John Giorno Multidisciplinary Artist Poet Dies Age 82




John Giorno whose legendary influence as an artist-poet stemming from the expansive and multidisciplinary nature of his work has died age 82. Sperone Westwater Gallery NY who opened their first solo show of his work on the 5th September announced his death yesterday. Giorno was the subject of Andy Warhol’s 1963-film “Sleep” the five-hour groundbreaking film. Giorno is shown sleeping nude for the entire length of the movie.

Giorno brought together William S. Burroughs, Frank O’Hara, and Patti Smith, to record poems for his Dial-a-Poem project

Giorno was born in 1936 in New York City. He attended Columbia University and worked as a stockbroker for a short time before meeting Andy Warhol in 1962. A romantic relationship ensued, and Giorno was featured in Warhol’s first film, Sleep (1963). The influence of pop art and Warhol’s Factory are evident in Giorno’s work, which developed out of verbal collages of appropriated texts drawn from advertising and signage.

 John Giorno


John Giorno Sleep Andy Warhol 1964

With a career spanning over fifty years, Giorno’s practice grew beyond poetry to encompass film, painting, sound installation and sculpture. An early pioneer of the recorded word, Giorno is best known for his interactive telephone work Dial-A-Poem, first presented in 1968, and included prominently in Kynaston McShine’s watershed exhibition “Information” at The Museum of Modern Art in 1970. Giorno elaborated: “Using the telephone as a new media, I wanted to expand our conception of art and expose poetry to a public who would not otherwise be responsive to it. Also, much poetry is meant to be heard, not merely read.”

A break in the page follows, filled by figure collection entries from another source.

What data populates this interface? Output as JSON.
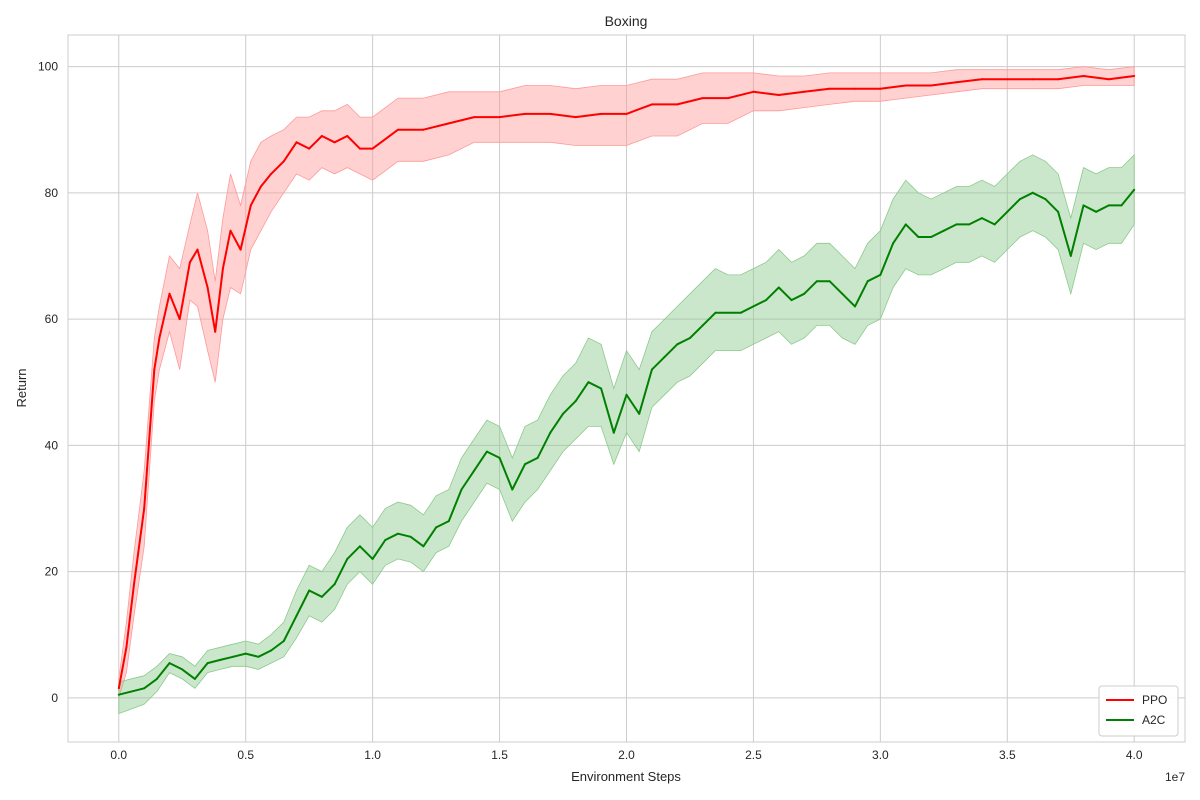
{
  "chart_data": {
    "type": "line",
    "title": "Boxing",
    "xlabel": "Environment Steps",
    "ylabel": "Return",
    "x_offset_label": "1e7",
    "xlim": [
      -0.2,
      4.2
    ],
    "ylim": [
      -7,
      105
    ],
    "x_ticks": [
      0.0,
      0.5,
      1.0,
      1.5,
      2.0,
      2.5,
      3.0,
      3.5,
      4.0
    ],
    "x_tick_labels": [
      "0.0",
      "0.5",
      "1.0",
      "1.5",
      "2.0",
      "2.5",
      "3.0",
      "3.5",
      "4.0"
    ],
    "y_ticks": [
      0,
      20,
      40,
      60,
      80,
      100
    ],
    "y_tick_labels": [
      "0",
      "20",
      "40",
      "60",
      "80",
      "100"
    ],
    "grid": true,
    "legend_position": "bottom-right",
    "series": [
      {
        "name": "PPO",
        "color": "#ff0000",
        "band_color": "#ff9999",
        "x": [
          0.0,
          0.03,
          0.06,
          0.1,
          0.14,
          0.16,
          0.2,
          0.24,
          0.28,
          0.31,
          0.35,
          0.38,
          0.41,
          0.44,
          0.48,
          0.52,
          0.56,
          0.6,
          0.65,
          0.7,
          0.75,
          0.8,
          0.85,
          0.9,
          0.95,
          1.0,
          1.1,
          1.2,
          1.3,
          1.4,
          1.5,
          1.6,
          1.7,
          1.8,
          1.9,
          2.0,
          2.1,
          2.2,
          2.3,
          2.4,
          2.5,
          2.6,
          2.7,
          2.8,
          2.9,
          3.0,
          3.1,
          3.2,
          3.3,
          3.4,
          3.5,
          3.6,
          3.7,
          3.8,
          3.9,
          4.0
        ],
        "mean": [
          1.5,
          8,
          18,
          30,
          52,
          57,
          64,
          60,
          69,
          71,
          65,
          58,
          68,
          74,
          71,
          78,
          81,
          83,
          85,
          88,
          87,
          89,
          88,
          89,
          87,
          87,
          90,
          90,
          91,
          92,
          92,
          92.5,
          92.5,
          92,
          92.5,
          92.5,
          94,
          94,
          95,
          95,
          96,
          95.5,
          96,
          96.5,
          96.5,
          96.5,
          97,
          97,
          97.5,
          98,
          98,
          98,
          98,
          98.5,
          98,
          98.5
        ],
        "lower": [
          0,
          4,
          13,
          24,
          47,
          52,
          58,
          52,
          63,
          62,
          55,
          50,
          60,
          65,
          64,
          71,
          74,
          77,
          80,
          83,
          82,
          84,
          83,
          84,
          83,
          82,
          85,
          85,
          86,
          88,
          88,
          88,
          88,
          87.5,
          87.5,
          87.5,
          89,
          89,
          91,
          91,
          93,
          93,
          93.5,
          94,
          94.5,
          94.5,
          95,
          95.5,
          96,
          96.5,
          96.5,
          96.5,
          96.5,
          97,
          97,
          97
        ],
        "upper": [
          3,
          12,
          23,
          36,
          57,
          62,
          70,
          68,
          75,
          80,
          74,
          66,
          76,
          83,
          78,
          85,
          88,
          89,
          90,
          92,
          92,
          93,
          93,
          94,
          92,
          92,
          95,
          95,
          96,
          96,
          96,
          97,
          97,
          96.5,
          97,
          97,
          98,
          98,
          99,
          99,
          99,
          98.5,
          98.5,
          99,
          99,
          99,
          99,
          99,
          99.5,
          99.5,
          99.5,
          99.5,
          99.5,
          100,
          99.5,
          100
        ]
      },
      {
        "name": "A2C",
        "color": "#008000",
        "band_color": "#8cc98c",
        "x": [
          0.0,
          0.1,
          0.15,
          0.2,
          0.25,
          0.3,
          0.35,
          0.4,
          0.45,
          0.5,
          0.55,
          0.6,
          0.65,
          0.7,
          0.75,
          0.8,
          0.85,
          0.9,
          0.95,
          1.0,
          1.05,
          1.1,
          1.15,
          1.2,
          1.25,
          1.3,
          1.35,
          1.4,
          1.45,
          1.5,
          1.55,
          1.6,
          1.65,
          1.7,
          1.75,
          1.8,
          1.85,
          1.9,
          1.95,
          2.0,
          2.05,
          2.1,
          2.15,
          2.2,
          2.25,
          2.3,
          2.35,
          2.4,
          2.45,
          2.5,
          2.55,
          2.6,
          2.65,
          2.7,
          2.75,
          2.8,
          2.85,
          2.9,
          2.95,
          3.0,
          3.05,
          3.1,
          3.15,
          3.2,
          3.25,
          3.3,
          3.35,
          3.4,
          3.45,
          3.5,
          3.55,
          3.6,
          3.65,
          3.7,
          3.75,
          3.8,
          3.85,
          3.9,
          3.95,
          4.0
        ],
        "mean": [
          0.5,
          1.5,
          3,
          5.5,
          4.5,
          3,
          5.5,
          6,
          6.5,
          7,
          6.5,
          7.5,
          9,
          13,
          17,
          16,
          18,
          22,
          24,
          22,
          25,
          26,
          25.5,
          24,
          27,
          28,
          33,
          36,
          39,
          38,
          33,
          37,
          38,
          42,
          45,
          47,
          50,
          49,
          42,
          48,
          45,
          52,
          54,
          56,
          57,
          59,
          61,
          61,
          61,
          62,
          63,
          65,
          63,
          64,
          66,
          66,
          64,
          62,
          66,
          67,
          72,
          75,
          73,
          73,
          74,
          75,
          75,
          76,
          75,
          77,
          79,
          80,
          79,
          77,
          70,
          78,
          77,
          78,
          78,
          80.5
        ],
        "lower": [
          -2.5,
          -1,
          1,
          4,
          3,
          1.5,
          4,
          4.5,
          5,
          5,
          4.5,
          5.5,
          6.5,
          9.5,
          13,
          12,
          14,
          18,
          20,
          18,
          21,
          22,
          21.5,
          20,
          23,
          24,
          28,
          31,
          34,
          33,
          28,
          31,
          33,
          36,
          39,
          41,
          43,
          43,
          37,
          42,
          39,
          46,
          48,
          50,
          51,
          53,
          55,
          55,
          55,
          56,
          57,
          58,
          56,
          57,
          59,
          59,
          57,
          56,
          59,
          60,
          65,
          68,
          67,
          67,
          68,
          69,
          69,
          70,
          69,
          71,
          73,
          74,
          73,
          71,
          64,
          72,
          71,
          72,
          72,
          75
        ],
        "upper": [
          2.5,
          3.5,
          5,
          7,
          6.5,
          5,
          7.5,
          8,
          8.5,
          9,
          8.5,
          10,
          12,
          17,
          21,
          20,
          23,
          27,
          29,
          27,
          30,
          31,
          30.5,
          29,
          32,
          33,
          38,
          41,
          44,
          43,
          38,
          43,
          44,
          48,
          51,
          53,
          57,
          56,
          49,
          55,
          52,
          58,
          60,
          62,
          64,
          66,
          68,
          67,
          67,
          68,
          69,
          71,
          69,
          70,
          72,
          72,
          70,
          68,
          72,
          74,
          79,
          82,
          80,
          79,
          80,
          81,
          81,
          82,
          81,
          83,
          85,
          86,
          85,
          83,
          76,
          84,
          83,
          84,
          84,
          86
        ]
      }
    ]
  }
}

Speaking about Giorno and his legacy, Angela Westwater, from Sperone Westwater, “It has been a privilege and a pleasure to work with John. I first experienced Dial-A-Poem in the ‘Information’ show at MoMA, so working closely with him for our exhibition has been rewarding beyond expectation. When installing his last sculpture, NOW AT THE DAWN OF MY LIFE, John explained to me that he wanted the space to be meditative and ruminative, but not somber. I think of this sculpture as an ode to his boundless creativity and zest for life.”

Giorno’s earliest silkscreened works, first exhibited around this time, reconcile Buddhist spiritual texts with a Pop sensibility. His well-known text paintings of recent decades, executed in the trademark font Mark Michaelson developed for him in 1984, feature curt and contradictory messages excerpted from his poetry—imperative, deadpan, sacred, profane. The exhibition will include the largest paintings Giorno has yet made, four-part compositions each measuring nearly ten feet square, with phrases such as “DO THE UNDONE” suspended on silkscreened rainbow backgrounds. Upstairs is a suite of watercolors in pale blue, registering the traces of the artist’s hand, weightless in contrast to the crisp perfection of the paintings.

The work of John Giorno embraces two disciplines: poetry and art, which have been a source of mutual fascination and inspiration for the artist. Harboring a close kinship with William Burroughs, Robert Rauschenberg, and Andy Warhol, Giorno is recognised today as one of the most influential poets of his generation. He is also considered the inventor of Performance Poetry, and of Dial-A-Poem – a free telephone line to connect listeners to recordings of original works of poetry. Giorno’s words transform to images in his Poem Paintings which are short excerpts from his writings, phrases that have continually haunted him. At the crossroads between poetry, visual arts, music and performance, Giorno’s work directs itself toward a broad public, redefining the capabilities of poetry and linguistic form.

His recent retrospective exhibition, “I Love John Giorno” was at Palais de Tokyo, curated by his husband, the artist Ugo Rondinone.